In terms of outside stuff, DD loves making collections. She quite often manages to rope other kids into helping her so I see it as broadly social and good (plus she just enjoys it, which is the main thing) - though I'm sure experts would say it's rigid/repetitive. So for a long time it was finding sticks to be wands and make spells, then in a hot bit of summer the sticks became hoses and we were spraying everything. Then collections of sticks to be made into camp fires. Then we moved on to making birds nests. Then for a while it was stick shops (this was actually pretty social and she would go with us coming up with different types of uses and names for different sticks ... believe me I am very creative around sticks now
). She now seems to have moved on from sticks and it's all about collecting bee-food (i.e. bits of petals, the middle of daisies with the petals torn off - all collected in something, ideally a hat otherwise bits of dirty rubbish tend to get co-opted). She also had a "cauldron" in the garden that she made "potions" in for a long time (sticks, mud, leaves, petals, etc.) I remember this was a big childhood favourite of mine too, so I quite liked that one. She is also very interested in mini-beasts and likes making "homes" for them (ice cream tub with mud, sticks, leaves, etc.) and then finding some poor woodlouse or ant to live in it.

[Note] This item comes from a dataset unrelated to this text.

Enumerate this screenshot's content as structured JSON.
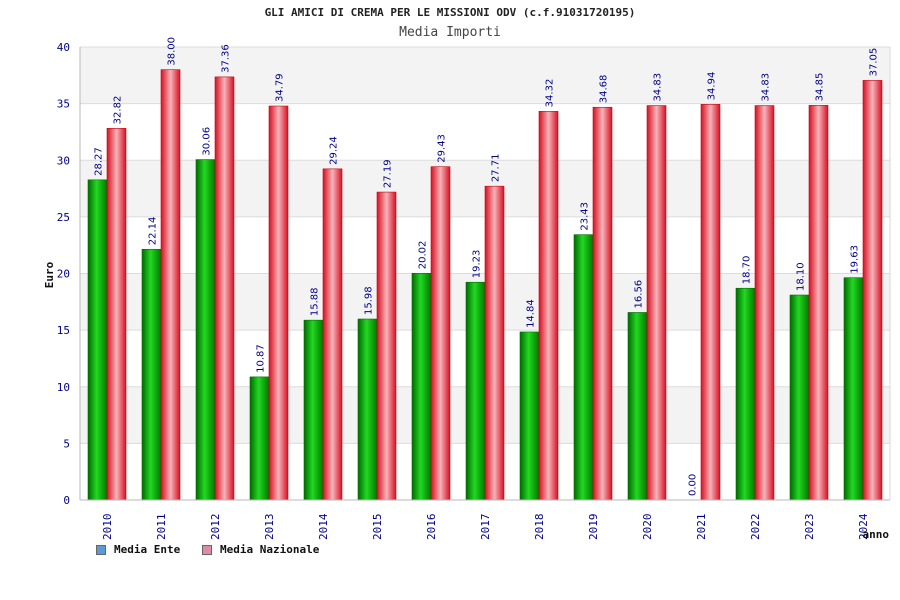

That sounds tricky with the cricket dimples. DD often ignores her friends and I do step in sometimes to just say "I think DD is just very focused on what she's doing at the moment" - but there's not a lot more you can say is there? I do talk to DD about needing to have give and take in play - do other people's ideas as well as her own, and give them a try (maybe putting her own ideas in to make it more fun) - but in the end if they just are in their own world then they wouldn't even notice in order to be able to think about that so I think they are a bit young for that kind of advice to be useful. Hopefully in due course they will get into it (and honestly lots of the kids are quite horrible to each other and then the next day it seems to have all blown over, so hopefully the other child's upset will be quite short lived). Do you know the parents? I always think it's easier if you do: but when the parents are strangers you never know whether saying something will make things better or worse.